One by one, the troupe stepped forward. Whisper carried a star of twisted twigs, which he placed in the centre of the clearing. Then Slipriver followed, with a star carved from stone which she laid down carefully beside it. Hobknockle pulled a star hammered out of metal from deep in his pocket. And finally Homminy waved a star of plaited rushes and flung it to land beside all the others. As the last notes of the song faded, the crowd of waiting children applauded them, then sat to wait expectantly. The ring of performers looked at each other.

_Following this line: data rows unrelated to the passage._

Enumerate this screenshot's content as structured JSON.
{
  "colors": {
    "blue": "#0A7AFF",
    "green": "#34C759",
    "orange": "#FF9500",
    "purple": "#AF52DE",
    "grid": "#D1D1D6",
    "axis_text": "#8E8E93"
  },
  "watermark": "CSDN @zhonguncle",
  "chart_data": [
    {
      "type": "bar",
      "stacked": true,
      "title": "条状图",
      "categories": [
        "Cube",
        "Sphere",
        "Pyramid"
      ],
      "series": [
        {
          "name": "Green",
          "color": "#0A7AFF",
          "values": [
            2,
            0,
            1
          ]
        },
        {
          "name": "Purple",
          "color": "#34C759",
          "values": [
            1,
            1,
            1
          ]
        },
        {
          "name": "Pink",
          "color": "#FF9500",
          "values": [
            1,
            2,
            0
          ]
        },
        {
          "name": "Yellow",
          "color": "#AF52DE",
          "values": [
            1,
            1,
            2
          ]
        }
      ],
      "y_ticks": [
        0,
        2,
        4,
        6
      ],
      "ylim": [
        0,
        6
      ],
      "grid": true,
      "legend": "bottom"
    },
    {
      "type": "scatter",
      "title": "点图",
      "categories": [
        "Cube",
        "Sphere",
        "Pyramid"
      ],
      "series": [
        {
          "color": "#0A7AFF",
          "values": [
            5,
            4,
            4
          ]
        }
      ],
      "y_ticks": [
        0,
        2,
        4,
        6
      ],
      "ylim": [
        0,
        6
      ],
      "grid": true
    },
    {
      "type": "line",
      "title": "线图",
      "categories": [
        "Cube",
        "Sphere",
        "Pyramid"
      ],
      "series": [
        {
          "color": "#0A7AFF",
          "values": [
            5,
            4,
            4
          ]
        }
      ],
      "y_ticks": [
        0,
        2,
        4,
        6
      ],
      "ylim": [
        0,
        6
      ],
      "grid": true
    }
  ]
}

They closed their eyes, listening for the sound of the hurdy-gurdy, listening for the crack of a footstep in the woods. But all they heard was the restless complaining of the waiting children which rose to a hubbub, cursing and calling. “Now he will come,” Whisper rasped hoarsely. “The stars are joined.”
Slipriver shook her head.
“Not all joined yet. Downfeathers is missing. Marsh Brunning won’t come till she is here.”
Whisper stepped forward, brandishing his unlit torches, trying in vain to light them again in the breeze which swirled around the clearing. Then he sat down and Slipriver rose, standing elegant and tall on her one slender leg. Out of her hat tipped a cascade of oranges which she began to juggle, tossing them higher, up into the air. But as first she dropped one and then missed another, the children dived forward, seizing them eagerly, tearing off the peel and cramming the juicy segments into their mouths.